The Mudcat Café TM
Thread #157370   Message #4131628
Posted By: Gibb Sahib
09-Jan-22 - 02:57 AM
Thread Name: Lyr Add: 'Shenandoah' in the U.S. army
Subject: RE: Lyr Add: 'Shenandoah' in the U.S. army
cnd, thank you very very very much for that! I'll look it over and report back if I think I have anything interesting to add.

You might remember a thread I started where I made a case for seeing "Shenandoah" as always metrical, and quite necessarily so, yet in a different meter than most people imagine it. Part of that "theory" is that the unexpected meter confused collectors, so many concluded it wasn't metrical.

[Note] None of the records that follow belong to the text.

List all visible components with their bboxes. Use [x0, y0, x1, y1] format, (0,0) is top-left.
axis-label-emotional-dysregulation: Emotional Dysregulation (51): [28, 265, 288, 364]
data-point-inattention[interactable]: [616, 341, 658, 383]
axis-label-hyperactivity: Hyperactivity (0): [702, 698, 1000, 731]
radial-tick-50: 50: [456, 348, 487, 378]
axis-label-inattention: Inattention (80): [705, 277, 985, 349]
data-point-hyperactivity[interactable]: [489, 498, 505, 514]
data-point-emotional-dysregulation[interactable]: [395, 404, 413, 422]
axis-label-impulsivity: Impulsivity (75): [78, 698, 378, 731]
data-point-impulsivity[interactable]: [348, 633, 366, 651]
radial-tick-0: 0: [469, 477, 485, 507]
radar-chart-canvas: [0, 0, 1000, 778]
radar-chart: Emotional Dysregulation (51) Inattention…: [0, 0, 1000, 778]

Anyway, I was vague in my last message, partly out of laziness and partly because I'm working on writing a piece right now and I've sort of bored myself talking about it, ha. I apologize.

But to clarify: I was referring to a very specific difference in melody versions, in pitch (ignoring the meter issue). It's the difference in the two notes on the words "hear you" (as in "Shenandoah, I long to hear you"). According to my research, all documents of the tune (published, manuscript, field recordings) before 1920 are consistent in having a certain two notes at that point. Then, in 1920 (but more prominently in a 1921 publication), the chanty collector/editor comes out with a melody where those two notes are different. (I'm calling the former Version A and the latter version B.) Since Terry's published score was a rare case of an accessible, full text with full piano (and violin!) accompaniment, suitable for concert performances, concert singers in the 1920s and beyond took it as their guide. With time, this Version B became the presumed standard way to sing "Shenandoah" (even while continued fieldwork turned up sailors who remembered the ~original~ Version A).

So what I was getting at is that the Lomax collection, 1934, has the Version B notes. Either this was some mistep by Lomax, under the influence of thinking Version B was more correct (i.e. in the wake of the Terry phenomenon) OR it reflects the fact that Version B actual was around (as remembered by Spalding) before the Terry phenomenon. The latter, was certainly possible, is something I find rather incredible. There's just so much evidence (relatively speaking!) that Version A was the thing. So while it's out of order to accuse either Lomax or Spalding of playing hanky panky with the melody, to me that checks out as more likely.

I'm biased, but that being the case it inclines me to look even more suspiciously upon the "Tommy Tompkins" thing. In other words, I figure that if Spalding's text (or Lomax's mediation of it) was less than totally original, then the melody could be, too.

As to meter -- and this is an aside to my other discussion about meter -- seeing it in 4/4, as it appears in Lomax is rare (and thus also divergent from the bulk of evidence). Lomax simply putting it in 4/4 as a result of struggling with the meter would be par for the course with other collectors and thus pretty unremarkable. Yet if Spalding definitely gave a tune in 4/4, because that goes against what I believe to be the fact that the sailors' chanty was not in 4/4, it would be another way the hypothetical "cavalry version" is distinctive.

In sum, the preponderance of evidence, at least how I interpret it, is saying that the historical sailors' chanty was neither in 4/4 meter nor did it have the "Version B" melody figure. This makes the Lomax/Spalding example really problematic. Either these are errors/contrivances that make Lomax/Spalding unreliable, or, if we presume it to be reliable, it's an irksome exception that muddles the whole picture.